Soviet revolutionary and statesman (1892–1925)

Ephraim Markovich Sklyansky (Эфраим Маркович Склянский) ( – August 27, 1925) was a Soviet revolutionary and statesman. He was one of the founders of the Red Army, an associate of Leon Trotsky, and a major contributor to the communist victory in the Russian Civil War. His death by drowning during a visit to the USA caused enduring speculation that he may have been murdered.

== Life and career ==
Ephraim Sklyansky was born into a lower middle class Jewish family in the township of Fastiv in Kiev Governorate (present-day Ukraine). In 1899, his family moved to Zhitomir. In 1911-16, he studied medicine at Kiev University, and joined the Bolsheviks as a student. After graduation, he was drafted, and served first in the infantry, and later as an army doctor, and became prominent in the clandestine military organizations of the Bolsheviks. At the time of the October Revolution, Sklyansky was a member of the Military Revolutionary Committee of the Petrograd Soviet, and was spotted by Trotsky when he took over as People's Commissar for War early in 1918. In his memoirs, Trotsky wrote:

In spite of his youth (in 1918, he was barely 26) he was conspicuous for his businesslike methods, his industry, and his talent for appraising people and circumstances ... I chose Sklyansky as my deputy. I never had any occasion to regret it afterwards. The duty of deputizing for me involved great responsibility because I was at the front most of the time. In my absence Sklyansky presided over the Military-Revolutionary Council ... If anyone could be compared with Lazare Carnot of the French Revolution, it is Sklyansky. He was always exact, indefatigable, alert and well-informed ... His youthful abilities irritated not a few mediocre worthies; Stalin stirred them up behind the scenes.

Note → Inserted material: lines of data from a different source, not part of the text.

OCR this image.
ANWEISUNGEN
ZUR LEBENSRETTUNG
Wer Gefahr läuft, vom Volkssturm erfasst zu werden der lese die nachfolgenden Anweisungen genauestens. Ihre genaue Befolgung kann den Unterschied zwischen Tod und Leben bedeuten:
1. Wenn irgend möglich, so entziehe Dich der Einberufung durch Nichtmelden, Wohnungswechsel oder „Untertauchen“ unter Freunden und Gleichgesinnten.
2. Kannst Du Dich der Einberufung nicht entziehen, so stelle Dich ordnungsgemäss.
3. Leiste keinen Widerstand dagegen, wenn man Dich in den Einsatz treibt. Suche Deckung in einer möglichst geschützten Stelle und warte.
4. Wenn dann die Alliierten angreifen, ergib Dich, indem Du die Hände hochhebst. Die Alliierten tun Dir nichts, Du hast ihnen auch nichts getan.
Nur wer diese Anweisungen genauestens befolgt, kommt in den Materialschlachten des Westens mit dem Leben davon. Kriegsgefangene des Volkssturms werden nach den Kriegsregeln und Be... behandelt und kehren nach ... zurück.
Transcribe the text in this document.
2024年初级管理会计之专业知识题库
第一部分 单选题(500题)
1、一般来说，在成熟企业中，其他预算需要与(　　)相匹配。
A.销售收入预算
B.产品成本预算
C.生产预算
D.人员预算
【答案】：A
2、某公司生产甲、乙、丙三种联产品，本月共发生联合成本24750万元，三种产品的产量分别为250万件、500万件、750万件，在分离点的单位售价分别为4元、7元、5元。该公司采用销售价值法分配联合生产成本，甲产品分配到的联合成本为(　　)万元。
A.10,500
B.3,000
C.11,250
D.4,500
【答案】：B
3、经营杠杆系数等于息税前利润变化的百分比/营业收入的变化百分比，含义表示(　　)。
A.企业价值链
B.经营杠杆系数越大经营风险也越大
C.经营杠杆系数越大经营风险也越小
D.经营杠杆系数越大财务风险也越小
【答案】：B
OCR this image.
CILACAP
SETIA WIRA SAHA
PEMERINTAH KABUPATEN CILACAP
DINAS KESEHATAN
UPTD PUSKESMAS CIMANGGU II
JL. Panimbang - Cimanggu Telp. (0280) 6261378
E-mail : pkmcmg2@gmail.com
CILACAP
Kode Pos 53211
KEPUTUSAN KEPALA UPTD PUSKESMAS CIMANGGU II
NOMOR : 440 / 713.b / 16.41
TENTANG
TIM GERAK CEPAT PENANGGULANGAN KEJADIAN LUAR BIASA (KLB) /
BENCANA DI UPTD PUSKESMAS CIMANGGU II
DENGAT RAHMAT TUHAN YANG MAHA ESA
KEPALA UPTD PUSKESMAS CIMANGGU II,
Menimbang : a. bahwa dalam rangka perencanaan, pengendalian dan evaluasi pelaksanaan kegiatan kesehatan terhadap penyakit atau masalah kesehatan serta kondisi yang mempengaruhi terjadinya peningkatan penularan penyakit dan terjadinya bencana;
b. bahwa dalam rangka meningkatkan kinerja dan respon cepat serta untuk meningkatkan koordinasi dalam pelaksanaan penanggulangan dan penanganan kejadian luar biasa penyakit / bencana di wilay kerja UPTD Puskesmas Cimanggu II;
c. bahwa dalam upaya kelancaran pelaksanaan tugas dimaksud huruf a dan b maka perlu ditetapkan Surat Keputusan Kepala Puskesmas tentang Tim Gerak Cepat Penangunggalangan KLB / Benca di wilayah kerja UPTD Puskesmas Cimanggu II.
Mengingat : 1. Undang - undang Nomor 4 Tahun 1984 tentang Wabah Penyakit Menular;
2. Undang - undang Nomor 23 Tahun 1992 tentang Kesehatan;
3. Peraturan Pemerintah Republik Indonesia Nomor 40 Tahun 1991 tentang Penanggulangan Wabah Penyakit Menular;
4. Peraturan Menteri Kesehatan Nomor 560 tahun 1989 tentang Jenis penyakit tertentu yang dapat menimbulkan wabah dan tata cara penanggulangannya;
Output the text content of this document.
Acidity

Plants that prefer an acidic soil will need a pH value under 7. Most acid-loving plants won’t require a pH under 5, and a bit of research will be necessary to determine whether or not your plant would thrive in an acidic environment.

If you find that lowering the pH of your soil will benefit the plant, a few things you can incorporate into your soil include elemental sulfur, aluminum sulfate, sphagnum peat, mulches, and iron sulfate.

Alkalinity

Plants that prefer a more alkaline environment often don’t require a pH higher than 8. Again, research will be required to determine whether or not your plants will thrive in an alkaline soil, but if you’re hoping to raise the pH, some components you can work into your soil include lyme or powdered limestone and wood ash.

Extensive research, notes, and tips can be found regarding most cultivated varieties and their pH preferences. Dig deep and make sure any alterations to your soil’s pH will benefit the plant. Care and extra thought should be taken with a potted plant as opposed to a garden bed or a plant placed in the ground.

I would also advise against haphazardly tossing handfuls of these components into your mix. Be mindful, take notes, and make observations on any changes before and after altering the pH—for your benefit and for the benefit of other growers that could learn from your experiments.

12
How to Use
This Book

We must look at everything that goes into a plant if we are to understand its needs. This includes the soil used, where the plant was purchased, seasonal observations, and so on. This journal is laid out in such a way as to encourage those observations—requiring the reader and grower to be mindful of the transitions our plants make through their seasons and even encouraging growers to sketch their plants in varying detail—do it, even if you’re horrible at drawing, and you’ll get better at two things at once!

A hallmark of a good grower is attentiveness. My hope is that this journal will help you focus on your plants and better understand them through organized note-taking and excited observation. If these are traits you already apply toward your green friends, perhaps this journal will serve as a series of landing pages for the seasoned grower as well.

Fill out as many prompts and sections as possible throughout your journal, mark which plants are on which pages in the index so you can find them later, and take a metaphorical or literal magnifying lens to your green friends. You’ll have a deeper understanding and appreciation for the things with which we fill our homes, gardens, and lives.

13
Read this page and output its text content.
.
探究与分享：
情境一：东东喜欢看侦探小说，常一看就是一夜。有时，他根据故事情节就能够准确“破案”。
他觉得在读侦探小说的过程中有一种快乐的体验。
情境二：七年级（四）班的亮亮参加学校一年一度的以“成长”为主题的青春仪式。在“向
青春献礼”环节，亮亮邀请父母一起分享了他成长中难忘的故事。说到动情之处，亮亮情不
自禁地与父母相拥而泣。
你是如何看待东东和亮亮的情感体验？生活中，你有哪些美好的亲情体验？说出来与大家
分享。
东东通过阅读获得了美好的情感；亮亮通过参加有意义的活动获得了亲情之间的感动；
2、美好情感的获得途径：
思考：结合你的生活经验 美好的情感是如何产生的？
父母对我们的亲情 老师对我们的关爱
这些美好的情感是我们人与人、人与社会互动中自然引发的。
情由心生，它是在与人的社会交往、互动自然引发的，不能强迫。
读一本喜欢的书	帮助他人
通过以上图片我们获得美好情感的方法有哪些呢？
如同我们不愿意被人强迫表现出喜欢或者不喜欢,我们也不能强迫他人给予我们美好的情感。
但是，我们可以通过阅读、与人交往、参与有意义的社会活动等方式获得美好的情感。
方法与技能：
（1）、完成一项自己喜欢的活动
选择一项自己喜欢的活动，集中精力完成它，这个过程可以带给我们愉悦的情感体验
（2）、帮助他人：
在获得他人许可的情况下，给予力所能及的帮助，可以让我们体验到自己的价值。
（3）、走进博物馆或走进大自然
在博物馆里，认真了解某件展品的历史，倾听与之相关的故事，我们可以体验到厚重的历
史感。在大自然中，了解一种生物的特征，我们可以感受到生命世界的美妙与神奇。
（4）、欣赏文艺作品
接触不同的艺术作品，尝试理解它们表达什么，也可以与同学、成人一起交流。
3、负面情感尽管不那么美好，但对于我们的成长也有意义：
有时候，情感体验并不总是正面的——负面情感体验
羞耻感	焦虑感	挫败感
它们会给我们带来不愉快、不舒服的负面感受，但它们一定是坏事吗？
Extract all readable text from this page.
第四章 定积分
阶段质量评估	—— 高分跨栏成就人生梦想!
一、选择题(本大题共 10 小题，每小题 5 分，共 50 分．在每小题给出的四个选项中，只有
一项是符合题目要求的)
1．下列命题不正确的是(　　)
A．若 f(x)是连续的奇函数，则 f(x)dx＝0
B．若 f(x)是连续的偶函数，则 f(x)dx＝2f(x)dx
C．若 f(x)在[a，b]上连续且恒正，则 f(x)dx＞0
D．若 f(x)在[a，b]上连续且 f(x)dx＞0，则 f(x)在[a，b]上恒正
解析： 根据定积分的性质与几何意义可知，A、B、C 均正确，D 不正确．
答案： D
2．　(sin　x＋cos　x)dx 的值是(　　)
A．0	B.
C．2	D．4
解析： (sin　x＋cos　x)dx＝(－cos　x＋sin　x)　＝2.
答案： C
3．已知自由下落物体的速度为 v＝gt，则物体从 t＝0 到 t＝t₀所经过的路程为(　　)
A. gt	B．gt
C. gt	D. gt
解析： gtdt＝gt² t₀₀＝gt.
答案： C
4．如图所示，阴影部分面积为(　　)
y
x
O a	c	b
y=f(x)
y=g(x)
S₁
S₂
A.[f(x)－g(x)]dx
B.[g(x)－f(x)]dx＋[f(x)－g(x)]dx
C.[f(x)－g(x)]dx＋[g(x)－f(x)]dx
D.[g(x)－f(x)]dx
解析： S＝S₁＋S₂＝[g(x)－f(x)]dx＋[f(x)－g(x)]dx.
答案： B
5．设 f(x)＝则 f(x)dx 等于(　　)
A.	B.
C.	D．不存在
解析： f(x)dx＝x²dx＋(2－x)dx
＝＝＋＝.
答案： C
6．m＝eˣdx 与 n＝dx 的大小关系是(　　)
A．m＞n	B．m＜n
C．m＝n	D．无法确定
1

Sklyansky was removed from his post in April 1924, and replaced by Mikhail Frunze, and made chairman of the Mossukno state textile trust. He was written out of almost every history of the civil war during the Stalin years although there is "no doubt about Sklyansky's crucial role in the conduct of military affairs."

== Death by Drowning ==
In May 1925, Sklyansky left on a tour of Germany, France, and the United States to acquire technical information. He arrived in the USA in August, and four days later, on 27 August, went on a boat trip in Long Lake, in the Adirondack Mountains in Hamilton County, New York along with Isay Khurgin, the first head of Amtorg Trading Corporation. Both men were drowned.

The high-ranking Soviet defector Boris Bazhanov was convinced that Sklyansky had been drowned on Stalin's orders, and the alleged accident had been organized by Georgy Kanner and Genrikh Yagoda.

Sklyansky's and Khurgin's funeral, on Broadway on 31 August, which drew a crowd of about 500, was said to be New York City's "first Soviet funeral". A large wreath sent by Trotsky was prominently displayed. The speakers included the poet Vladimir Mayakovsky, who had been staying with Khurgin in New York, and was thrown into gloom by his death. According to Mayakovsky's biographer: "He never wrote a line about Khurgin's death. He could not tell the truth and he did not want to lie."